Nam June Paik ruptured the authoritarianism of music and the auteurism of visual art, by establishing a new relationship with the audience. Extraordinary Phenomenon, Nam June Paik is to explore his works of art from a standpoint of ‘participation.’ The notion of participation in contemporary art has been developing from the interaction between artworks and audiences, to the involvement in social and political institutions through the very interactions woven in and out of art. Way before the discourses of ‘relational aesthetics’ were brought to the fore engaging with institutions and social systems, Paik already put into practice a new form of art that unsettled conventional ways of art production and its reception.
Such graphic scores as Moving Theater, New Ontology of Music, Symphony for 20 Rooms that composer Paik produced in the early 1960s, all postulated active audiences as integral to actually performing the scores. Most works featured in his first solo show Exposition of Music – Electronic Television held in 1963 were also in a state of flux, indeterminate and transformative, depending on the audience’s actions. This seminal event opened up a new chapter of exhibition histories in terms of its innovation in audience interactivity.

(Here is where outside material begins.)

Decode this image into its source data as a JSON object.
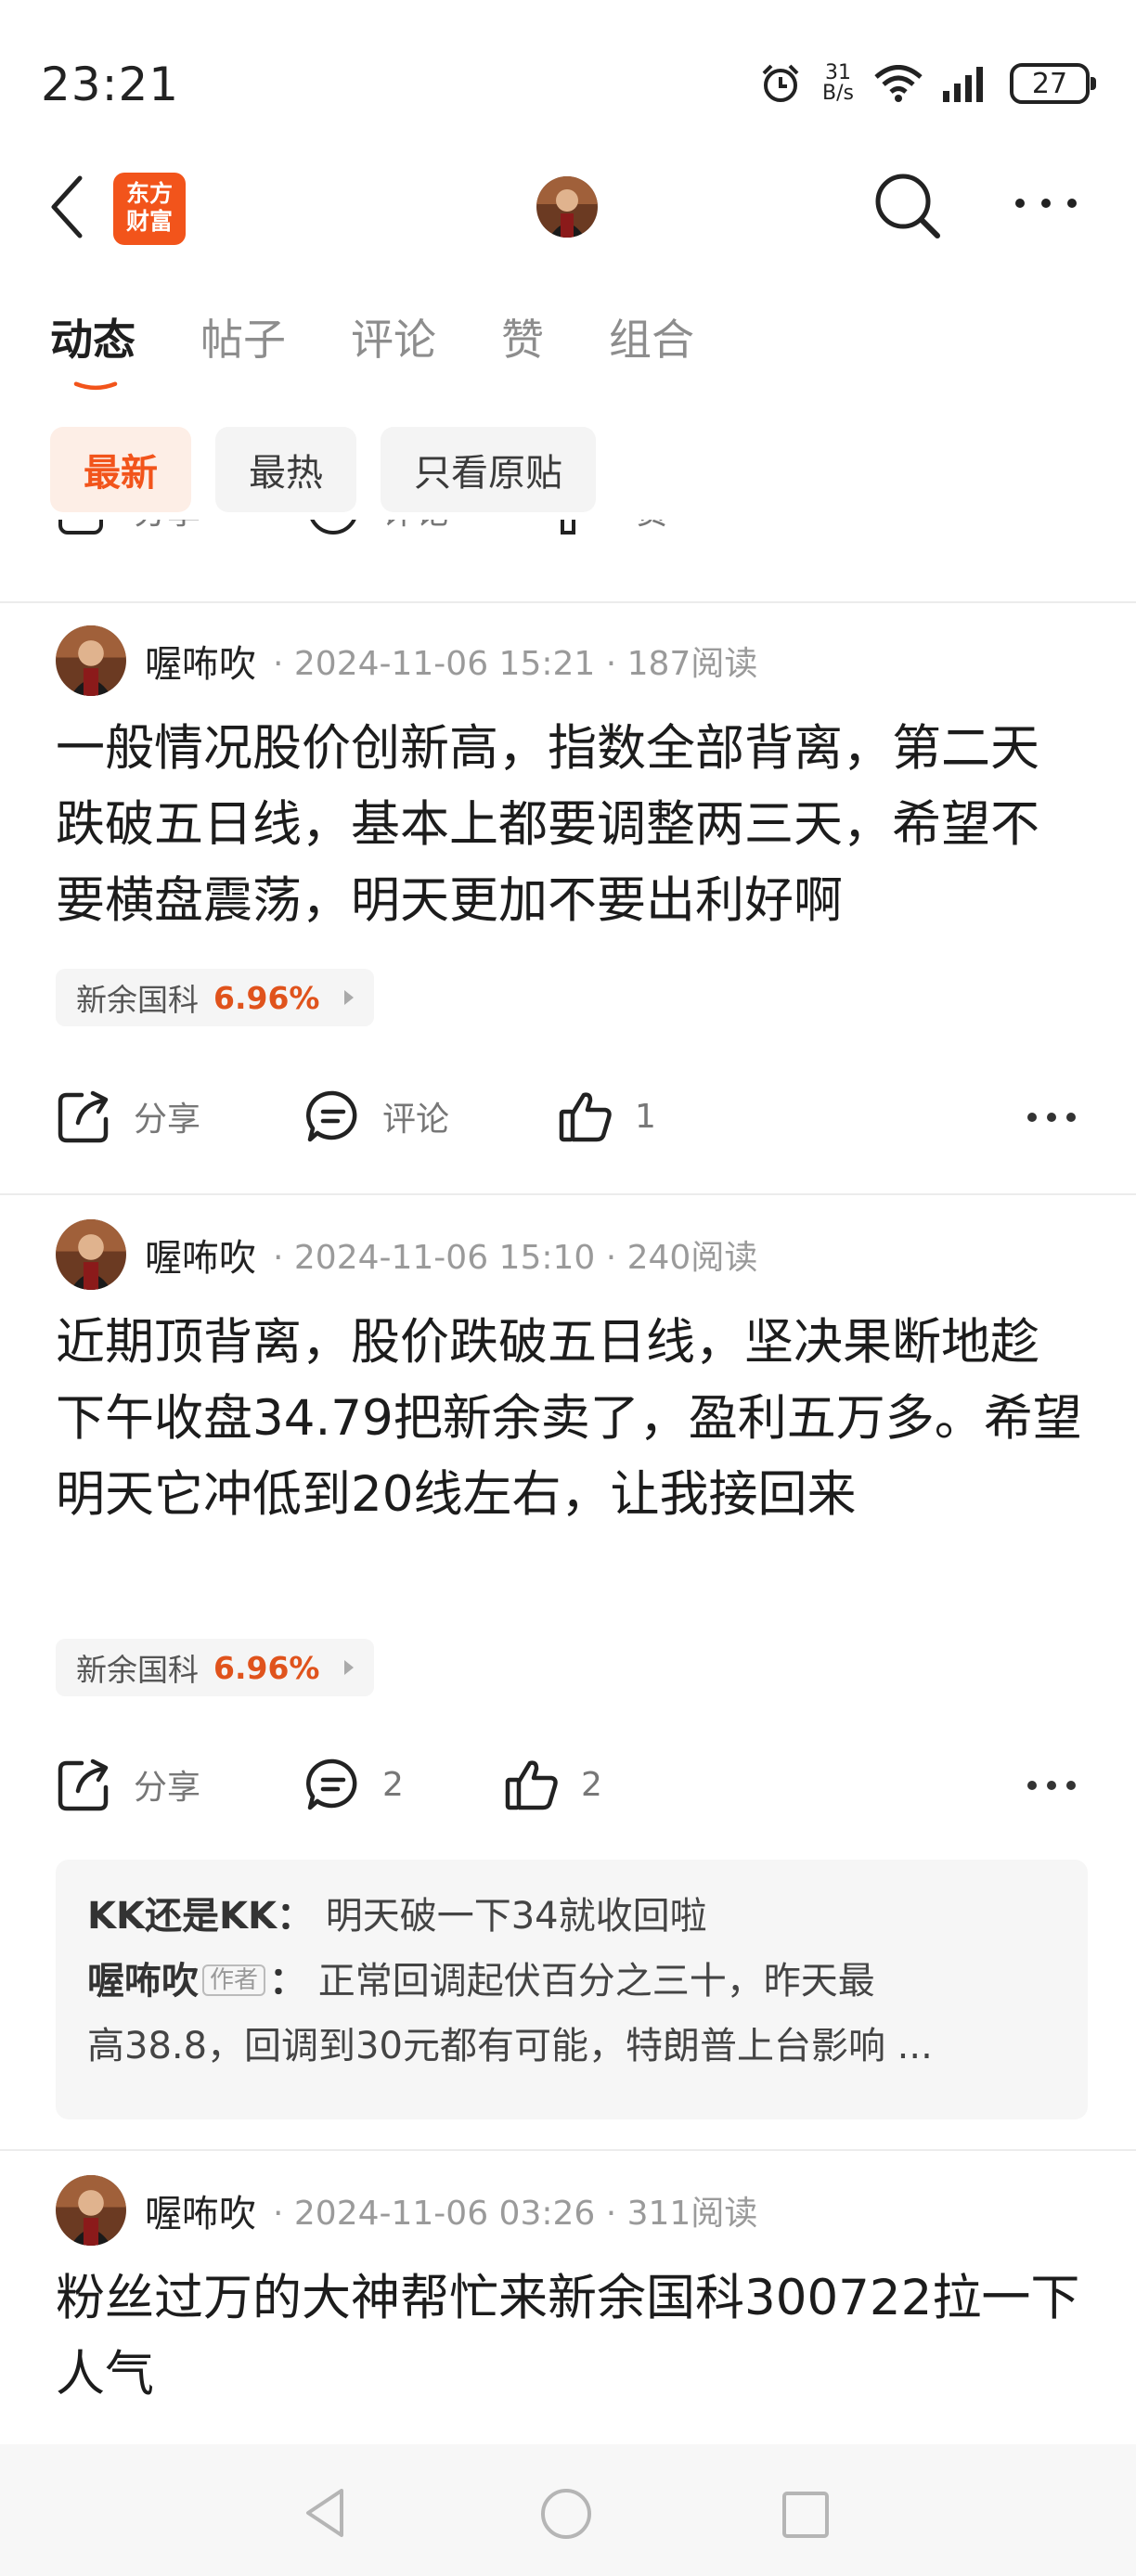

In the exhibition, klavier Intégral and Random Access, and also thirteen experimental televisions introduced there for the first time. His intervention in the television, in particular, by modifying and manipulating both TV sets and broadcast images, was geared not only to changing the relationship between artworks and audiences. It was no less than a joint intervention of the artist and the audience alike in the institutional workings of media systems, and a subsequently formulated proposition for new modes of communication could forge a different kind of social and political relations.